I'm not planning anything different from years past, other than my mother and I will have salmon instead of the prime rib, and I've added a big salad to the menu that we don't  typically do. Other than that, I will indulge a little - a deviled egg here and a sliver of pie there.

Merry Christmas, everyone. My hope for you all is that you are all with loved ones tomorrow, whether it be your family or adopted family!

 

 
lesbianvoice
on 12/24/08 3:35 am

Oh Foobear! I hope my son becomes as considerate an adult as you are.
I lost my Grandmother to Alzheimers a few years back, and my Aunts and Mother have it... Hoping there is more information by the time I get older..

As for the holiday, I am still doing all the cooking. BUT I am making a roasted chicken for myself and a few WLS friends that will be joining us, and a honeybaked ham for the rest of the family. I am making my pies with splenda so the WLS crew can have a small slice.

The one thing I will miss terribly is, my favorite dish Hushwee... I won't be able to eat it since it is made of rice and lamb, neither of which I can tolerate. But my it is my ex's and currents favorite, so I am making it for them..

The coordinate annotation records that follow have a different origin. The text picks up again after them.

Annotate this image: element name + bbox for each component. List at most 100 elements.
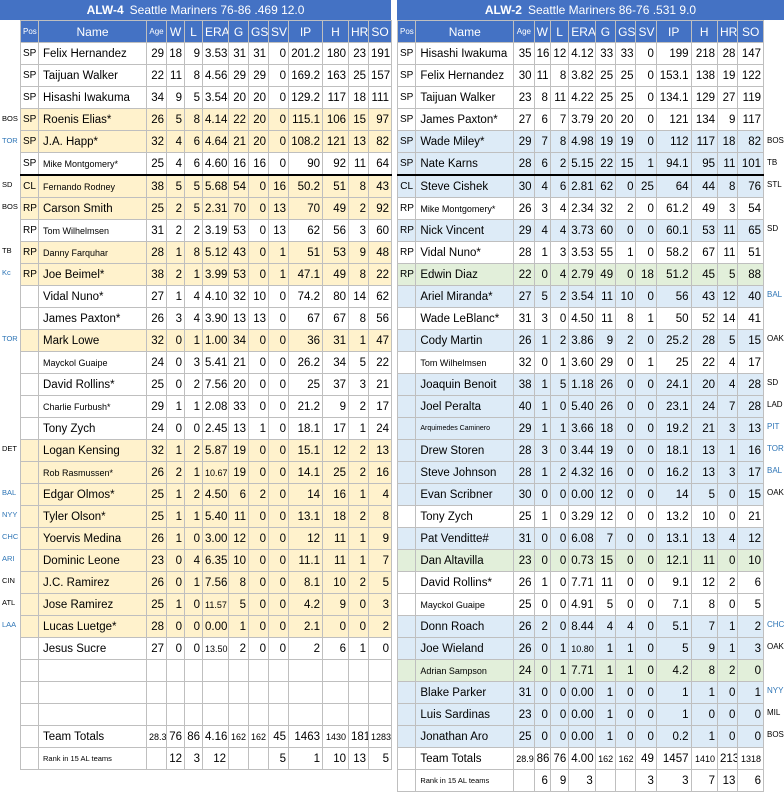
totals-pos-cell	[396, 747, 417, 770]
cell-gs: 29	[248, 64, 269, 87]
team-label: BOS	[2, 114, 18, 123]
cell-pos	[20, 439, 39, 462]
cell-name: Joel Peralta	[415, 395, 515, 418]
cell-gs: 0	[615, 483, 637, 506]
cell-ip: 14	[655, 483, 692, 506]
cell-age: 25	[513, 505, 535, 528]
totals-hr: 181	[348, 725, 369, 748]
cell-w: 1	[166, 593, 185, 616]
cell-h: 11	[690, 549, 718, 572]
cell-sv: 0	[635, 42, 657, 65]
cell-name: Vidal Nuno*	[38, 285, 147, 308]
cell-sv: 1	[635, 152, 657, 176]
cell-ip: 90	[288, 152, 323, 176]
cell-g: 2	[228, 637, 249, 660]
cell-sv: 0	[268, 130, 289, 153]
cell-w: 3	[533, 197, 551, 220]
cell-so: 28	[737, 373, 764, 396]
cell-era: 3.29	[568, 505, 596, 528]
cell-ip: 4.2	[288, 593, 323, 616]
cell-ip: 64	[655, 174, 692, 198]
cell-pos: RP	[396, 241, 417, 264]
cell-h: 17	[322, 417, 349, 440]
cell-age: 27	[513, 108, 535, 131]
cell-sv: 0	[635, 417, 657, 440]
cell-name: J.C. Ramirez	[38, 571, 147, 594]
cell-hr: 15	[348, 108, 369, 131]
cell-era: 3.73	[568, 219, 596, 242]
cell-g: 4	[594, 615, 617, 638]
cell-sv: 0	[635, 219, 657, 242]
cell-pos	[396, 461, 417, 484]
cell-pos	[20, 659, 39, 682]
left-title-code: ALW-4	[86, 3, 124, 17]
cell-gs: 0	[615, 439, 637, 462]
cell-l: 6	[184, 152, 203, 176]
cell-gs: 8	[615, 307, 637, 330]
cell-name: Mike Montgomery*	[38, 152, 147, 176]
cell-so: 4	[368, 483, 392, 506]
cell-l: 0	[549, 549, 570, 572]
cell-ip: 7.1	[655, 593, 692, 616]
cell-hr: 8	[348, 174, 369, 198]
cell-age: 31	[146, 219, 167, 242]
cell-hr: 3	[716, 417, 739, 440]
cell-h: 31	[322, 329, 349, 352]
cell-age: 26	[146, 527, 167, 550]
cell-w: 0	[533, 527, 551, 550]
cell-g: 5	[228, 593, 249, 616]
cell-l: 4	[549, 263, 570, 286]
table-row: Jonathan Aro 25 0 0 0.00 1 0 0 0.2 1 0 0	[396, 725, 764, 748]
cell-era: 3.54	[202, 86, 229, 109]
table-row: Pat Venditte# 31 0 0 6.08 7 0 0 13.1 13 4 12	[396, 527, 764, 550]
cell-era: 0.73	[568, 549, 596, 572]
cell-ip: 50.2	[288, 174, 323, 198]
col-header-so: SO	[368, 20, 392, 43]
cell-sv: 0	[268, 108, 289, 131]
cell-gs	[248, 681, 269, 704]
right-title-text: Seattle Mariners 86-76 .531 9.0	[527, 3, 697, 17]
cell-h: 52	[690, 307, 718, 330]
cell-w: 1	[166, 395, 185, 418]
cell-age: 25	[146, 505, 167, 528]
cell-ip: 21.2	[288, 395, 323, 418]
cell-ip: 61.2	[655, 197, 692, 220]
totals-g: 162	[594, 747, 617, 770]
cell-g: 19	[594, 439, 617, 462]
cell-ip: 62	[288, 219, 323, 242]
cell-g: 6	[228, 483, 249, 506]
cell-sv: 0	[635, 241, 657, 264]
cell-ip: 2	[288, 637, 323, 660]
cell-name: Felix Hernandez	[415, 64, 515, 87]
cell-w: 1	[166, 527, 185, 550]
cell-gs: 0	[248, 241, 269, 264]
right-header-row: Pos Name Age W L ERA G GS SV IP H HR SO	[396, 20, 764, 43]
cell-gs: 0	[615, 263, 637, 286]
cell-pos: SP	[396, 108, 417, 131]
cell-sv: 0	[635, 615, 657, 638]
cell-age: 26	[513, 615, 535, 638]
cell-l: 1	[549, 659, 570, 682]
cell-sv: 13	[268, 197, 289, 220]
cell-era	[202, 659, 229, 682]
cell-so: 13	[368, 439, 392, 462]
table-row: James Paxton* 26 3 4 3.90 13 13 0 67 67 8 56	[20, 307, 392, 330]
cell-pos	[20, 505, 39, 528]
cell-l: 0	[549, 307, 570, 330]
cell-pos: CL	[396, 174, 417, 198]
cell-h: 13	[690, 461, 718, 484]
cell-gs: 0	[248, 174, 269, 198]
cell-hr: 0	[348, 615, 369, 638]
cell-w: 3	[533, 307, 551, 330]
table-row: Mayckol Guaipe 24 0 3 5.41 21 0 0 26.2 34 5 22	[20, 351, 392, 374]
team-label: BAL	[767, 290, 783, 299]
table-row: Arquimedes Caminero 29 1 1 3.66 18 0 0 19.2 21 3 13	[396, 417, 764, 440]
cell-era: 0.00	[568, 483, 596, 506]
table-row: Tony Zych 24 0 0 2.45 13 1 0 18.1 17 1 24	[20, 417, 392, 440]
cell-w	[166, 703, 185, 726]
cell-so: 54	[737, 197, 764, 220]
cell-age: 24	[513, 659, 535, 682]
cell-pos	[20, 417, 39, 440]
cell-g: 15	[594, 549, 617, 572]
cell-ip: 13.1	[288, 505, 323, 528]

I have found a new way of life that has kept me at Goal since 2008.. And keeping it that way!
Richbehr
on 12/25/08 3:33 am - North Haven, CT
RNY on 03/24/08 with
Tom, cherish every moment with your mom. I lost my mother in December 2001 and miss her terribly.
It is now christmas afternoon. Last night I made a small turkey for just my brother and I. This morning I was greeted by the sweetest text message from Alan, we will have our Chrsitmas friday night. Then I made omlettes for my brother and I and we exchanged our gifts. He just left to go have dinner with his daughter and I'm going to go have dinner with my friend Mikki and her family. Alan is spending today with his parents since it will probally be his fathers last Christmas and I want him to have as much alone time with them as possible. Friday we both have to work and its also his mother's birthday and she wants me to join them for dinner at the casino so she can meet me. Time to meet the parents! Then after dinner we will go back to Alan's place and exchange our gifts.As far as I'm concerned Alan gave me the best gift on Dec 13 when he told me he loved me for the first time.

 
"Death borders upon our birth, and our cradle stands in the grave. Our birth is nothing but our death begun."